We also visited the awesome Apple Store. Other than the actual store being H-U-G-E and P-A-C-K-E-D, it was just like any other Apple Store, except for the modern and innovative entrance and street level view:
Here’s the Big Piano! Exciting! There was (of course) a small line to get a turn.
I’ve got news for you. Although they are heralding it as “The Original HAND Sack”, c’mon guys. It’s a flat Hacky Sack. Alright, the Hacky Sack is ball-shaped and meant to be a FOOT Sack, but really. Hand Sack? It’s a Hacky Sack.
Well, I’ll let you be the judge. I have to admit, it is pretty cool…but dorky at the same time. Myachi anyone? (By the way, a Myachi costs about $249,992 less than the Big Piano.)
Lastly, my favorite part of Fifth Avenue on that particular day, Takashimaya. I have written about Takashimaya before: if you’ll recall, Julesie and I saw the Clintons there on our last visit and were thisclose to walking up and saying hello until the Secret Service started moving in.
This high-end Japanese department store is TO DIE FOR. The description on their website says this: “Takashimaya is a store temple of uniquely curated merchandise and gifts.” A STORE TEMPLE! Isn’t that cool?

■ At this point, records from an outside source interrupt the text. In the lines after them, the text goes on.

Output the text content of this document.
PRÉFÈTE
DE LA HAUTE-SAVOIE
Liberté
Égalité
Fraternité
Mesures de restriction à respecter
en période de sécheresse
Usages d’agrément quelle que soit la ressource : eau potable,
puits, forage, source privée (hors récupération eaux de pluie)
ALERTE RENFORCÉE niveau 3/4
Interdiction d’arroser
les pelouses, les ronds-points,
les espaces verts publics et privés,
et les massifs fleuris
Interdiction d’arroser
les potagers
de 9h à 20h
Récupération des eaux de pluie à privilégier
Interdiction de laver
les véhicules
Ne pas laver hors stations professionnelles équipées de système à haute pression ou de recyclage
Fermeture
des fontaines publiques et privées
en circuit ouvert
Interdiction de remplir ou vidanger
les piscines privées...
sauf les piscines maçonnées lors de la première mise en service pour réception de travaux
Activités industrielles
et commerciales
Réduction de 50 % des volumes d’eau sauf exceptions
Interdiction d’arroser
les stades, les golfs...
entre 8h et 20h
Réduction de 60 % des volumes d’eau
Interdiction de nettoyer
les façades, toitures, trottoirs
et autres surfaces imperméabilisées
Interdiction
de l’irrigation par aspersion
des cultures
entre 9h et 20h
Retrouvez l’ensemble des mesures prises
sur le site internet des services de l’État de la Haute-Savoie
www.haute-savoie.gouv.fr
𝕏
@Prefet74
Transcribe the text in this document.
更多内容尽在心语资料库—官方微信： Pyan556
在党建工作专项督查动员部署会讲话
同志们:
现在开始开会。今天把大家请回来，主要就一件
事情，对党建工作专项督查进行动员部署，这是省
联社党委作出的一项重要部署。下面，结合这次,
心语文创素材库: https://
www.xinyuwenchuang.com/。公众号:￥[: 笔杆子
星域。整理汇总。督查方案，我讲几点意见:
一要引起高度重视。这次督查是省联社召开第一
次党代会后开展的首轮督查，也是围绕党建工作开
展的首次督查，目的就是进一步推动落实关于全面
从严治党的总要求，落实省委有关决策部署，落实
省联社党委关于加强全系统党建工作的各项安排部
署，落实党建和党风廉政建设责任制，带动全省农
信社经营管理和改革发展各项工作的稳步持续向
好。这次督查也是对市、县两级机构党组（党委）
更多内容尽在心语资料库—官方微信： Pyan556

Totally accurate, too. It feels like a sacred space as soon as you walk in the door.
As we wandered around I found the most beautiful soaps and decided to get one for Julesie and one for myself. (Weaselmomma: I’ll save you the trouble here…) I did NOT get one for my NYC contest. They are wrapped in gorgeous, heavy paper with ribbon and a little wax seal, and…ooh, wait. I didn’t find them on the Takashimaya site but I did find them here.
Anyway, the lady who worked there was chatting with me about how luxurious the soaps were and I told her I wanted to buy two. She asked how I would be paying for them, cash or charge, and I told her that I would use my Visa. Then she said something magical that I don’t experience at JCPenney or Target:
“Why don’t you give me your credit card and have a seat with your family while I ring this up in back; I’ll put the soaps in a bag with the gift bags and tissue so that when you get home, you can package them up nicely and the tissue will still look nice?”
What? You’re going to take my credit card in back, lady?
Oh yeah, there are NO registers out on the sales floor. Tacky.
Now if the sales lady at one of my normal haunts had said those same words, of course I would have said “Hell to the no! You’d better ring that stuff up out here where I can see you!” But here at Takashimaya, I felt like I was a total celebrity, and I have to admit, I loved that.
I went over to where the boys were sitting and told them excitedly what was happening. They weren’t impressed.
Ahh, young whippersnappers. Someday you’ll get it.
I tried to explain the high-end concept of shopping to them, but frankly they really didn’t care much. I signed my Visa slip, took the bag from the sales lady, and we headed back out to the street, my steps a little springier as we went on with our day.